A federal panel charged with examining the link between World Trade Center dust says the evidence is strong enough that the government should begin covering cancer.
Under the James Zadroga 9/11 Health Law, individuals with lung, skin and other conditions are eligible for health coverage and compensation, but those with cancer are not.
Lawmakers who passed the bill in 2010, said then that the evidence wasn't strong enough to include cancer — but also said that could change, if scientific evidence emerged.
"I think there's a reasonable likelihood that cancer has or will result from World Trade Center exposures," said Dr. Steven Markowitz, director of the Center for the Biology of Natural Systems at Queens College.
The reasons he listed included the number of carcinogens present at the site, the extent to which people there inhaled materials, and historical evidence that for some materials and some cancers, even brief exposures can have long-term consequences.

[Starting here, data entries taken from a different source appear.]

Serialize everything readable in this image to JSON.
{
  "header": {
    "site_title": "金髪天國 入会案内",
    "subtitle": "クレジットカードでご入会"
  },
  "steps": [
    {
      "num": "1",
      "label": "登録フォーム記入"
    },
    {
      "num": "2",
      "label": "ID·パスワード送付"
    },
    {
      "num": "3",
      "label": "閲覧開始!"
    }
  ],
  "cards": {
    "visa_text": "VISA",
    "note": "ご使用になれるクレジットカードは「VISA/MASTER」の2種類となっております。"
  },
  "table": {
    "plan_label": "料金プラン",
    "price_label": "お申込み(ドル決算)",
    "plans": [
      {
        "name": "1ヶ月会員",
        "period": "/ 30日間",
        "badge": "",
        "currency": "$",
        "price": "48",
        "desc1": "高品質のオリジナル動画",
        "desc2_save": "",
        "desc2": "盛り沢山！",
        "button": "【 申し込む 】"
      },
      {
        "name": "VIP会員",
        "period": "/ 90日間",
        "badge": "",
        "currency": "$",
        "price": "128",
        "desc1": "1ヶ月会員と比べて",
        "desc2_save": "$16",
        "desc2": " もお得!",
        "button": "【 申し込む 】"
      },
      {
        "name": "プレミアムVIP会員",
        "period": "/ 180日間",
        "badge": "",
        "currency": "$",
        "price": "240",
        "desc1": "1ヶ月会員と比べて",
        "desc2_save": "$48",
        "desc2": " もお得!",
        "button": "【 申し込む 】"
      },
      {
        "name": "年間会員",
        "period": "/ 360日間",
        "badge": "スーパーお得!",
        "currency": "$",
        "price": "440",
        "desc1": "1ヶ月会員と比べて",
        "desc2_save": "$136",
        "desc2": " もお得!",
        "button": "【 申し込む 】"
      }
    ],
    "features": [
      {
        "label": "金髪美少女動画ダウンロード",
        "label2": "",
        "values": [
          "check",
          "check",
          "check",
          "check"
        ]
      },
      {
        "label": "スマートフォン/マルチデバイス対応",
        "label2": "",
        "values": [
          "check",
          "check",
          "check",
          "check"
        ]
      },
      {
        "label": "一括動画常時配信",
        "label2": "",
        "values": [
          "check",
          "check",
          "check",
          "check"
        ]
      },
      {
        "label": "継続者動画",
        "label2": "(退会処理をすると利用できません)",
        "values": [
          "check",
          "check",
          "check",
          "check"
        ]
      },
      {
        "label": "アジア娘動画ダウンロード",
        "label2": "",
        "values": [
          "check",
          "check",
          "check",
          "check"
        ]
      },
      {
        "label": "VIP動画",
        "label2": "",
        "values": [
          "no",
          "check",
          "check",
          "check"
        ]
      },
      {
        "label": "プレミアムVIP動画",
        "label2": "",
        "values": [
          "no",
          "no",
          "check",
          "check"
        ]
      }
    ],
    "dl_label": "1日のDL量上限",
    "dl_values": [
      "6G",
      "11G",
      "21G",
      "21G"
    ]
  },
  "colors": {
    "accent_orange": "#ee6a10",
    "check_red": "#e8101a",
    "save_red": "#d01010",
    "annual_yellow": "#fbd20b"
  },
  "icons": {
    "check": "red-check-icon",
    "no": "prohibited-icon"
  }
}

Another panelist, Guillermina Mejia, a safety and health coordinator for the municipal workers union DC 37, acknowledged "there are many gaps in the data," but said, "we shouldn't hold this against the workers."
The 17-member Scientific and Technical Advisory Committee was convened last fall to assess the latest research and make and recommend whether cancer should be added to a list of illnesses that includes various lung, digestive and skin conditions.
Discussion focused not just on the published literature, but on the nature of proving cause and effect, with something as complicated as cancer. It took decades to confirm the connection between a relatively simple exposure, smoking, and one type of cancer; at the World Trade Center, there were myriads of substances, and types and durations of exposures, and many different kinds of cancer that may or may not have anything to do with the post-9/11 experience.
This complexity was part of the reason cancer was left out of the James Zadroga 9/11 Health Law. When Congress passed the law late in 2010, evidence of a link to WTC exposure was considered insufficient, but it allowed for "periodic review" of scientific research to modify the list, based on new findings.
There have been some new findings in the last 13 months. An FDNY study last fall showed firefighters exposed to the WTC site were at least 19 percent more likely to develop cancer than their non-exposed colleagues and up to 10 percent more likely than a similar sample from the general population.
Mt. Sinai Medical Center, which has been monitoring and treating Ground Zero workers other than FDNY, says a recent study with similar results has been submitted for publication.
Dr. Philip Landrigan, head of the Mt. Sinai program, told the panel that while epidemiologists would like to have 95 percent certainty, before declaring cause-and-effect between an exposure and an illness, the complexity of cancer and the long time it would take for patterns to emerge suggest the need for a different, and more humane, standard - one more like 51 percent certainty that there's a "substantial likelihood" of connection.
Landrigan said that confidence came from combining the epidemiological evidence, with established knowledge about the carcinogens at the site, and "biological plausibility," the reasonable assumptions that could be made about how certain body tissues react with those carcinogens.
The panel - which has 12 people with MD's or Ph.D's and five advocates representing the FDNY, NYPD, local community and other groups - agreed not to cover all cancers, but to develop a list of specific cancers, based on the substances present at Ground Zero.
On Wednesday and Thursday, the panel held its main meeting in Lower Manhattan.
The committee's recommendation is due by March 2. Its advice can then either be accepted or rejected by the administrator of the health program.